Scenario Description

As a one-stop big data development platform, DataArts Factory supports development of multiple big data tools. Hive is a data warehouse tool running on Hadoop. It can map structured data files to a database table and provides a simple SQL search function that converts SQL statements into MapReduce tasks.

Preparations

MRS has been enabled and an MRS cluster has been created for running Hive SQL jobs.
The MRS cluster must contain the Hive component.
Cloud Data Migration (CDM) has been enabled. A CDM cluster has been created for providing an agent for communication between DataArts Factory and MRS.
Ensure that the VPC, subnet, and security group of the CDM cluster are the same as those of the MRS cluster so that the two clusters can communicate with each other.

Creating a Hive Data Connection

Before developing a Hive SQL script, you must create a data connection to MRS Hive on the Manage Data Connections page of Management Center. The data connection name is hive1009. For how to create an MRS Hive connection, see MRS Hive Connection Parameters.

Description of key parameters:

Cluster Name: Enter the name of the created MRS cluster.
Agent: Select the created CDM cluster.

Developing a Hive SQL Script

Choose Development > Develop Script and create a Hive SQL script named hive_sql. Then enter SQL statements in the editor to fulfill business requirements.

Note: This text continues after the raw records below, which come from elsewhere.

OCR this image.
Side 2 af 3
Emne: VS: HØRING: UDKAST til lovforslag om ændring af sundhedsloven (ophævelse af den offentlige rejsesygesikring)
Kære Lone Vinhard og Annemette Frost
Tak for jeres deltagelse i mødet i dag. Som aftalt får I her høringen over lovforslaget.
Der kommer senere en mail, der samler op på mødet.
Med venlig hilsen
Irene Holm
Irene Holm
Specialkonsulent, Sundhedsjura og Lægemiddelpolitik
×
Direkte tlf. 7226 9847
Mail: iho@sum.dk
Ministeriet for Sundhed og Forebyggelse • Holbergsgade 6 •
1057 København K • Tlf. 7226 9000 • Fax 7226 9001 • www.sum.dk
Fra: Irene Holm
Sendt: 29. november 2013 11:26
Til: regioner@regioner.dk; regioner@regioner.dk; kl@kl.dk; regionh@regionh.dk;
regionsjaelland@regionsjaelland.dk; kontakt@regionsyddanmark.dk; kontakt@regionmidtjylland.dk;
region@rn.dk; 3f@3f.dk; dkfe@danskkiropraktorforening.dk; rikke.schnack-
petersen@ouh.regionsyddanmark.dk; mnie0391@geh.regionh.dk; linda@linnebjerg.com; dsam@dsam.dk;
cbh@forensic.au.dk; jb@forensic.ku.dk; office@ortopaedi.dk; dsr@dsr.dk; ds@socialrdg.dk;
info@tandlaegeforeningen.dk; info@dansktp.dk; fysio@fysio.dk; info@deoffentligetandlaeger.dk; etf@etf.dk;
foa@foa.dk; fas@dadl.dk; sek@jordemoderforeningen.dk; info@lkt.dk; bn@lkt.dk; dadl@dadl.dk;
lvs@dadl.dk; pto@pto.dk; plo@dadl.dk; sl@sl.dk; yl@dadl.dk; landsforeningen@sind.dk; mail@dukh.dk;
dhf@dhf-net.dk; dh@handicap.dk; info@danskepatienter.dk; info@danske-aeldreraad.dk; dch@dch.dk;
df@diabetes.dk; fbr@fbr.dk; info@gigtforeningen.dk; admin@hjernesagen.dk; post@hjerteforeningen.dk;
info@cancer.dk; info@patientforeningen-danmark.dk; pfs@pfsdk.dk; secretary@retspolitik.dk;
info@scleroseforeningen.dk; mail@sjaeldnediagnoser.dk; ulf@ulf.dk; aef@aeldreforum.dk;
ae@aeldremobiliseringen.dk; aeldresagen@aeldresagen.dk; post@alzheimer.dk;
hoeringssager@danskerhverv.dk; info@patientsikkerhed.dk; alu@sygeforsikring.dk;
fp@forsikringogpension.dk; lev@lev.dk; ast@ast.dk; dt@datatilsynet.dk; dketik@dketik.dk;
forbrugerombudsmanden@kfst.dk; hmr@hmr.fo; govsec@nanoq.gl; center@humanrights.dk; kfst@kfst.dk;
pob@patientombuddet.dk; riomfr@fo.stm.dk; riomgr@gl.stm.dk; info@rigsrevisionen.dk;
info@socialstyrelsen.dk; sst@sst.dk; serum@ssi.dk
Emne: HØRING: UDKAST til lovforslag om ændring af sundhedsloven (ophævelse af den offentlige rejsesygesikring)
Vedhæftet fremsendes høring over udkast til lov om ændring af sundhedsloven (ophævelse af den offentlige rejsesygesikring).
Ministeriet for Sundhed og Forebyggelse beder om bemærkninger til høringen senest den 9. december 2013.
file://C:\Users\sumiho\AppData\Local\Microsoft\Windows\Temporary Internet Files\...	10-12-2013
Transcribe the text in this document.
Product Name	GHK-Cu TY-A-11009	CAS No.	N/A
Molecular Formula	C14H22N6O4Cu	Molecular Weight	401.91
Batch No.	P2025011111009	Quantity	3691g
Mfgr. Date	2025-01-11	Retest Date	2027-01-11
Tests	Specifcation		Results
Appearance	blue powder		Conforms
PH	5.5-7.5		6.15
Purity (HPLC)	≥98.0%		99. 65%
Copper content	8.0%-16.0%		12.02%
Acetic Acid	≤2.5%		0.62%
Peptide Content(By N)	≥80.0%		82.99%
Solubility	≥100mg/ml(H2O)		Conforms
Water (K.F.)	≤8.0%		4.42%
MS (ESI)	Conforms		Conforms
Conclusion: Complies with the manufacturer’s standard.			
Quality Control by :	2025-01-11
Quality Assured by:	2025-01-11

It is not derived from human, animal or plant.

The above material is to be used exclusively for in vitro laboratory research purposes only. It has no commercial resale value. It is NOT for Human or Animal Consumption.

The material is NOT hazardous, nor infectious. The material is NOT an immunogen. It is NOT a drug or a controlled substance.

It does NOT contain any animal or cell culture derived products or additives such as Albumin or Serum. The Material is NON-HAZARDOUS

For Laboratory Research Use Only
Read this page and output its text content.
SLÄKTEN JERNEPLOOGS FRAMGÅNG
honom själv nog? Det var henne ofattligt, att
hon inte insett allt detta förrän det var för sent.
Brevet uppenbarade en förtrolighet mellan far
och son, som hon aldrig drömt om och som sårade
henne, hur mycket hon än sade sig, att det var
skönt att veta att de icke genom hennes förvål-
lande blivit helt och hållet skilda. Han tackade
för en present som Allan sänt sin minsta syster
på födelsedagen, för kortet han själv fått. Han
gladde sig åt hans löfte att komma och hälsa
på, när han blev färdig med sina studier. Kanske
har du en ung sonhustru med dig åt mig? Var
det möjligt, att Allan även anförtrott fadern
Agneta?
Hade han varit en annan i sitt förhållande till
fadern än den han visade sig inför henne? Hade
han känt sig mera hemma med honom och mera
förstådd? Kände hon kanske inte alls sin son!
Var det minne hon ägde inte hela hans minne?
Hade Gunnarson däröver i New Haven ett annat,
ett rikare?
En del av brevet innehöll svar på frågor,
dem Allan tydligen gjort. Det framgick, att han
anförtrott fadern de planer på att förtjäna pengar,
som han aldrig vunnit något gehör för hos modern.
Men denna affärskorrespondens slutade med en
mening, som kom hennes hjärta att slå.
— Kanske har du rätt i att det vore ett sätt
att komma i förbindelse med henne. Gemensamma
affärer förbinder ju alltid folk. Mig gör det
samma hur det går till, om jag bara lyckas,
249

Figure 1 Developing a script
Click to enlarge

Notes:

The script development area in Figure 1 is a temporary debugging area. After you close the tab page, the development area will be cleared. You can click Submit to save and submit a script version.
Data Connection: Connection created in Creating a Hive Data Connection.

Developing a Hive SQL Job

After the Hive SQL script is developed, build a periodically deducted job for the Hive SQL script so that the script can be executed periodically.

Create an empty DataArts Factory job named job_hive_sql.

Figure 2 Creating a job named job_hive_sql
Go to the job development page, drag the MRS Hive SQL node to the canvas, and click the node to configure node properties.

Figure 3 Configuring properties for an MRS Hive SQL node

Description of key properties:
- Node Name: Name of the SQL script hive_sql by default. The value can be changed.
- SQL Script: Hive SQL script hive_sql that is developed in Developing a Hive SQL Script.
- Data Connection: Data connection that is configured in the SQL script hive_sql is selected by default. The value can be changed.
- Database: Database that is configured in the SQL script hive_sql and is selected by default. The value can be changed.
After configuring the job, click to test it.
If the job runs successfully, click the blank area on the canvas and configure the job scheduling policy on the scheduling configuration page on the right.

Figure 4 Configuring the scheduling mode

The job is executed at 02:00 every day from Jan 1, 2021 to Jan 25, 2021.
Click Submit and Execute. The job will be automatically executed every day.